The Illinois Senate and House of Representatives both took up pension law changes during the week of March 18-22, but the measures considered still contain serious constitutional flaws and questionable policy proposals
The pension changes were viewed as “test votes” that could help define the final parameters of any reforms that may ultimately be sent to the Governor. I did not support the measures, which use unconstitutional provisions to cut retirement benefits rather than adopt true reforms to the state’s retirement systems.
The Illinois Senate approved a very narrow measure – Senate Bill 1 – that would only impact active teachers outside the city of Chicago. Retired teachers, state employees, university employees, Chicago teachers, General Assembly members and judges were not included in the bill.
Senate Bill 1 is a piecemeal approach to a problem that has over-arching consequences for all Illinoisans. It was approved on a partisan roll call with no Republicans voting for it. It was particularly troubling that the measure cut benefits earned by teachers, but left the General Assembly’s pensions untouched.
A more sweeping proposal – Senate Bill 35 – failed to garner sufficient support in the Senate. That bill reduced benefits that have already been earned by teachers and public employees, something that opponents view as a clear violation of the Illinois Constitution.
The House also approved a pension change that would limit cost-of-living adjustments (COLA) paid to all retirees. Because the measure affects retirement benefits that have already been earned, opponents said it likely would fail the same constitutional test as other measures. The measure also exempts judges from the reductions, although a constitutional law expert had earlier told a Senate Committee that there was no legal reason to exempt judges.
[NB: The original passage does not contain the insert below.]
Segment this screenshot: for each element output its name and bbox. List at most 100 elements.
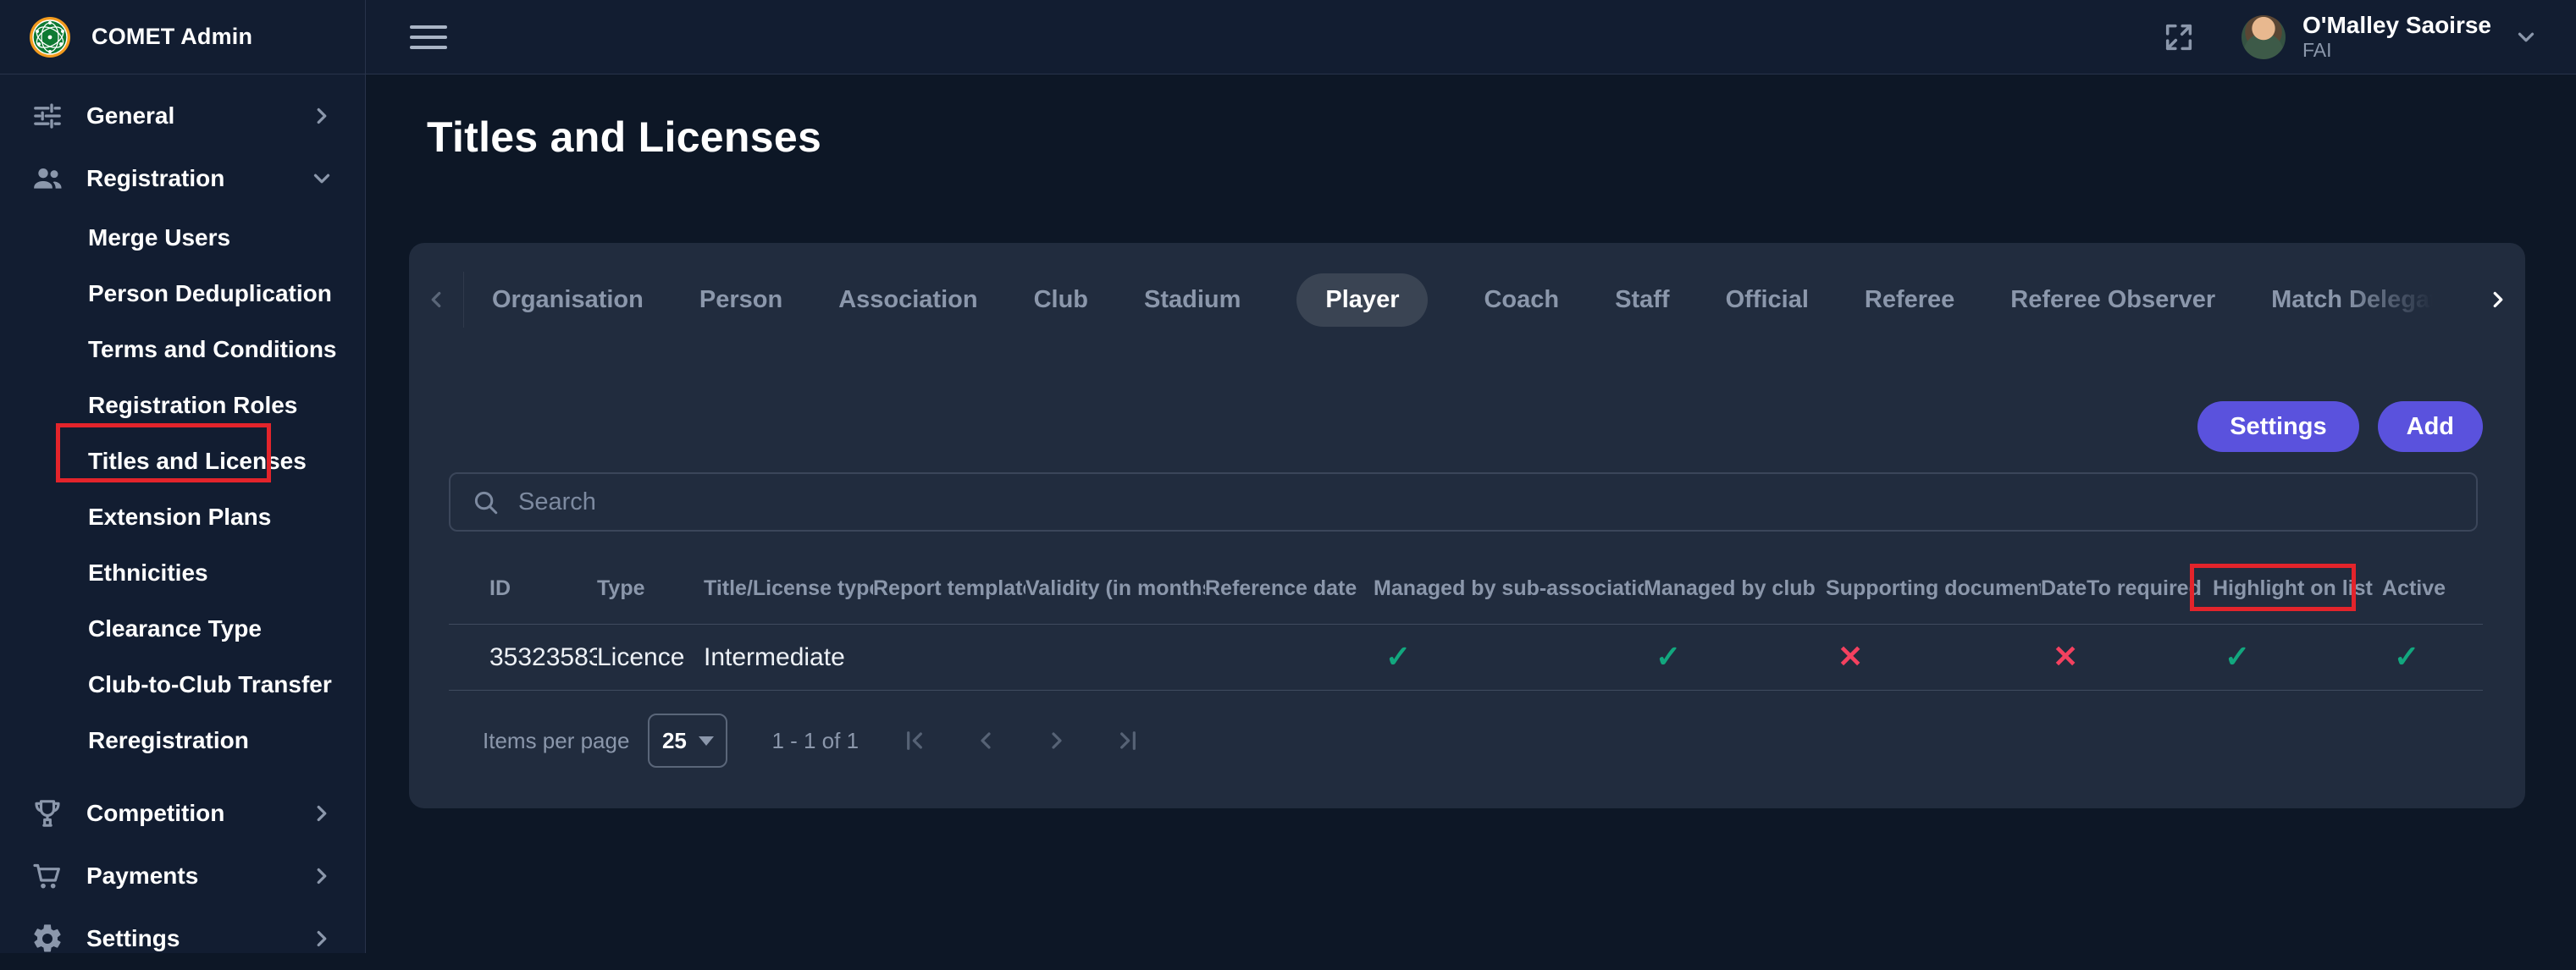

Under House Bill 1165, retired workers would be limited to a cost of living increase of $750 for those who do not receive Social Security benefits and $600 for those covered by Social Security.
One measure that did pass the Senate with strong bipartisan support was Senate Bill 1224, which would end the practice of allowing persons to use unused vacation and sick time to boost their pensions when they retire. The measure, which passed 53-0, would apply only to new hires.
Earlier in the month, the House sent the Senate measures that would increase the retirement age to 67 (House Bill 1166) and cap pensionable income at about $113,000 (House Bill 1154).
It was disappointing that Governor Quinn didn’t bother coming to Springfield during the debate, despite having said he “was put on earth” to solve the pension problem.
Lawmakers spent much of the week in committees reviewing hundreds of bills to meet a March 22 deadline to move them to the Senate.
One critical measure that remained in committee is a much-needed reform of the state’s workers’ compensation laws to assure that a genuine tie between the workplace and the injury exists. Illinois has long been plagued by a system in which employers are forced to cover injuries under the worker’s compensation system, even if the injury had little or nothing to do with the employee’s job
Senate Bill 2307 would establish “causation” standards in Illinois that would be used to determine if an injury was actually caused by work conditions or occurred on the job. The lack of such standards has been cited by businesses as a major reason why Illinois’ workers’ compensation costs are higher than competing states. Even the Illinois Attorney General has issued a report calling for reform, citing the causation issue as a major factor in driving up workers’ compensation costs for the state.
In other action during the week, the Senate passed a number of bills, including:
EPA Reports (SB 33): Allows the Illinois Environmental Protection Agency to require that drinking water quality test data be submitted electronically rather than filing paper copies.
Nursing Home Notices (SB 1197): Requires nursing homes to fully inform prospective residents and their families of their obligations to comply with federal spousal impoverishment disclosure requirements and the potential for denial of Medicaid for failure to comply.
Sexually Violent Offenders (SB 93): Allows for sexually-violent persons to be temporarily housed in a distinct portion of the Chester Mental Health Center. The temporary housing is needed while permanent facilities at Rushville are undergoing renovations to expand capacity. The temporary housing must be closed by June 30, 2015.